First we had the incident over the movie, The Interview. Sony originally pulled the release of the movie and then decided to screen it in limited release and make it available through video-on-demand. The entertainment community and the public set out to defend showing the movie in an attempt to defend the right of freedom of expression.
While that was an important action, I don’t think I was the only person who wished we were defending a better movie than The Interview. Nobody will put it up against Casablanca or Gone With the Wind. I didn’t see the movie and don’t plan to see it. But I can read the comments from critics that confirm my suspicions that this was a terrible movie. One critic said it was a “spectacularly weird film to end up at the center of a free speech brouhaha.”
Then we have had the massacre in France. No artist, writer, or cartoonist should ever fear for his or her life. Freedom of expression should go hand-in-hand with freedom from retaliation.

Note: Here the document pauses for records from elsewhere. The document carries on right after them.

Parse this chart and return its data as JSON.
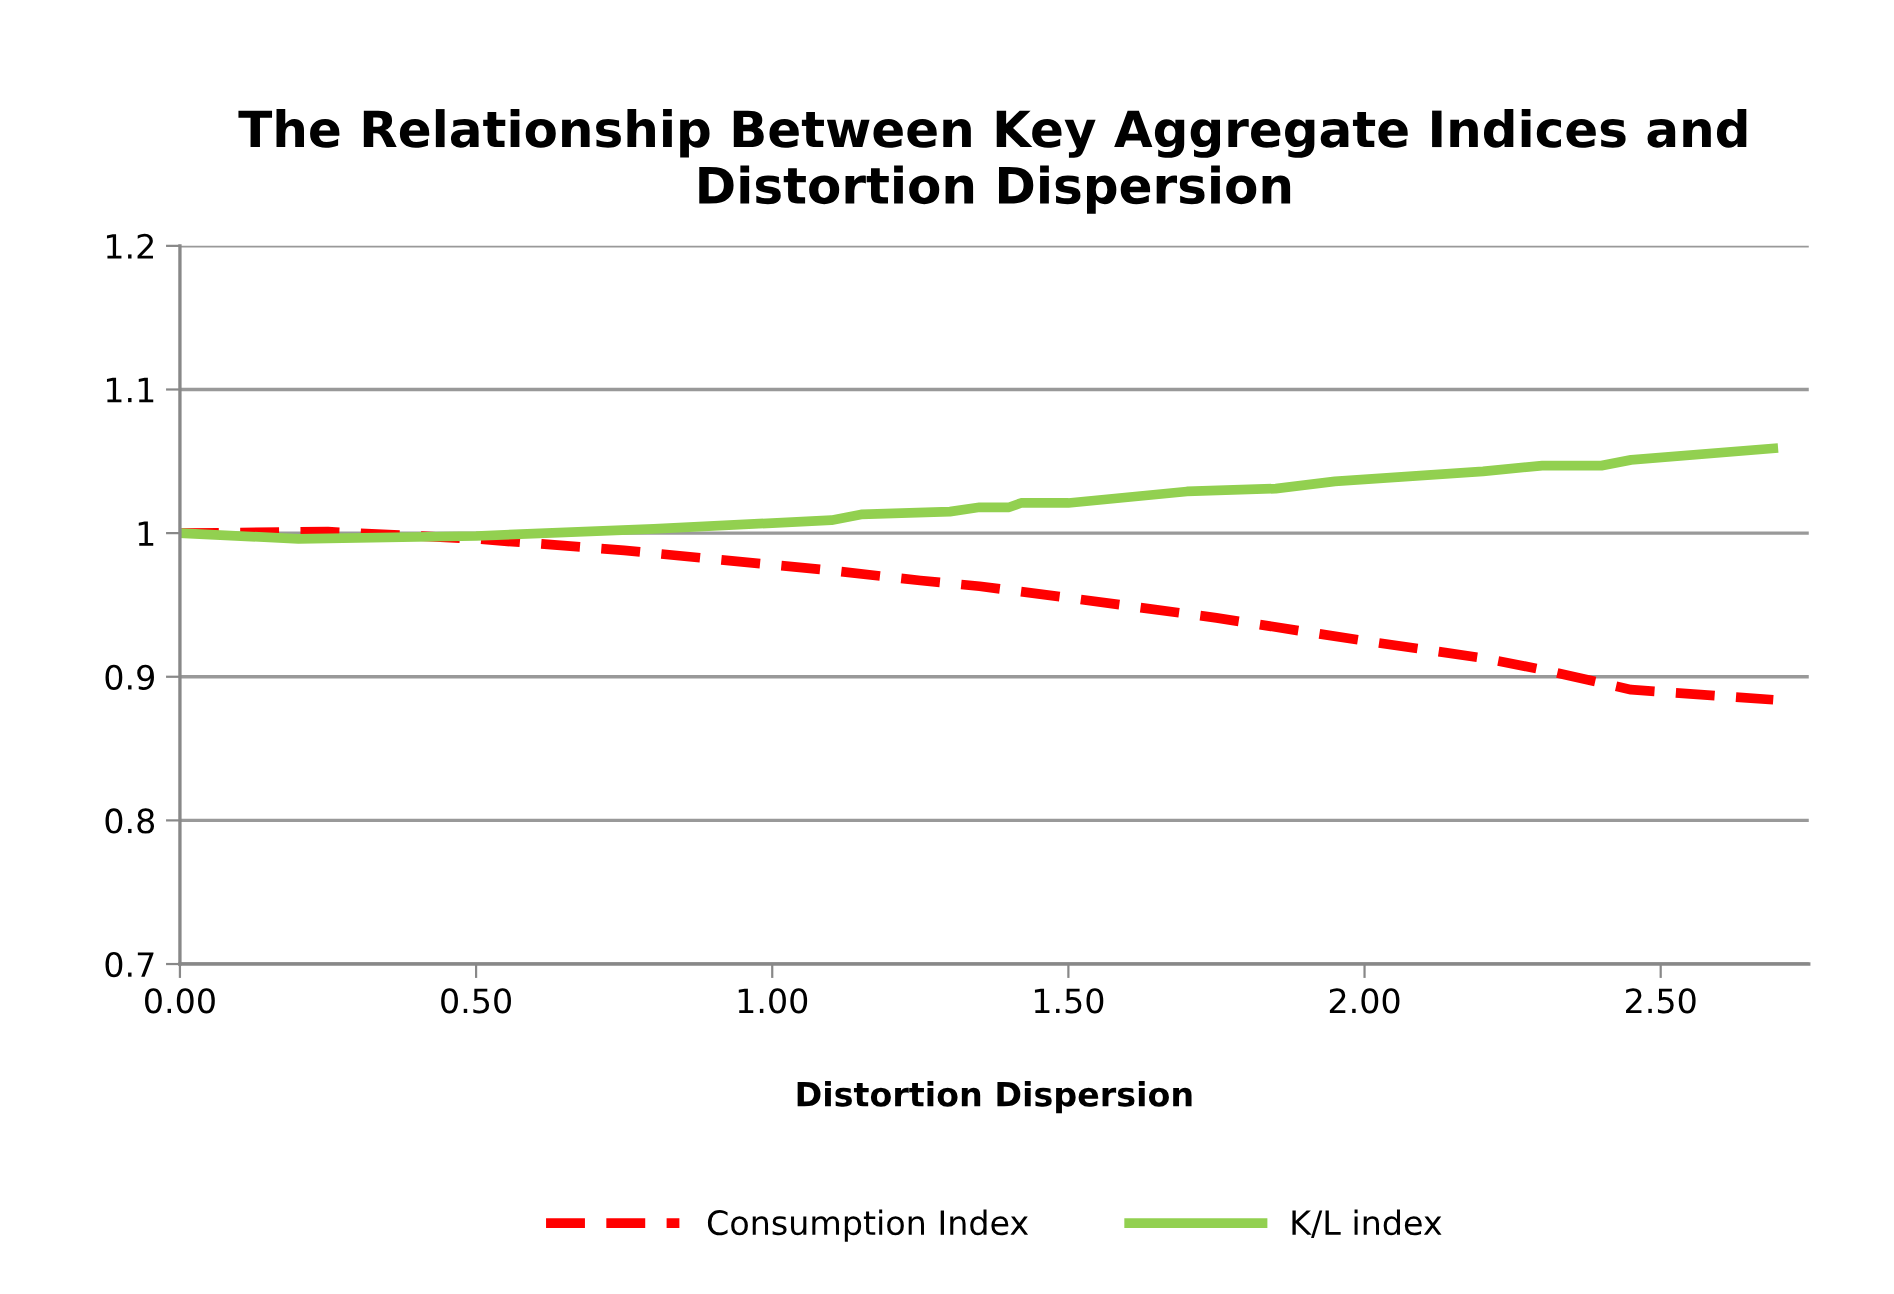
{
  "chart_data": {
    "type": "line",
    "title": "The Relationship Between Key Aggregate Indices and Distortion Dispersion",
    "xlabel": "Distortion Dispersion",
    "xlim": [
      0,
      2.75
    ],
    "xticks": [
      {
        "value": 0,
        "label": "0.00"
      },
      {
        "value": 0.5,
        "label": "0.50"
      },
      {
        "value": 1.0,
        "label": "1.00"
      },
      {
        "value": 1.5,
        "label": "1.50"
      },
      {
        "value": 2.0,
        "label": "2.00"
      },
      {
        "value": 2.5,
        "label": "2.50"
      }
    ],
    "ylim": [
      0.7,
      1.2
    ],
    "yticks": [
      0.7,
      0.8,
      0.9,
      1,
      1.1,
      1.2
    ],
    "grid": "y",
    "legend": "bottom",
    "marker": "none",
    "series": [
      {
        "name": "Consumption Index",
        "color": "#ff0000",
        "line_style": "dashed",
        "x": [
          0,
          0.25,
          0.5,
          0.75,
          1.0,
          1.1,
          1.25,
          1.35,
          1.5,
          1.75,
          2.0,
          2.2,
          2.3,
          2.45,
          2.69
        ],
        "values": [
          1.0,
          1.001,
          0.996,
          0.988,
          0.978,
          0.974,
          0.967,
          0.963,
          0.955,
          0.941,
          0.925,
          0.913,
          0.905,
          0.891,
          0.884
        ]
      },
      {
        "name": "K/L index",
        "color": "#92d050",
        "line_style": "solid",
        "x": [
          0,
          0.2,
          0.5,
          0.8,
          1.0,
          1.1,
          1.15,
          1.3,
          1.35,
          1.4,
          1.42,
          1.5,
          1.7,
          1.85,
          1.95,
          2.2,
          2.3,
          2.4,
          2.45,
          2.69
        ],
        "values": [
          1.0,
          0.996,
          0.998,
          1.003,
          1.007,
          1.009,
          1.013,
          1.015,
          1.018,
          1.018,
          1.021,
          1.021,
          1.029,
          1.031,
          1.036,
          1.043,
          1.047,
          1.047,
          1.051,
          1.059
        ]
      }
    ]
  }
}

Whatever was written or drawn at Charlie Hebdo can never be justification for killing.
That being said, as Christians we find it hard to support people who satirize God, Jesus Christ, the Catholic Church, Christian leaders, Muhammad, etc. The snarky, juvenile humor of the magazine isn’t so easy for Christians to defend. We may defend their right to say what they want. But we don’t have to defend what they say.
We aren’t talking about Hamlet or Don Quixote or War and Peace. The content of this caustic satire isn’t something we can defend, though we certainly will defend their right to say it.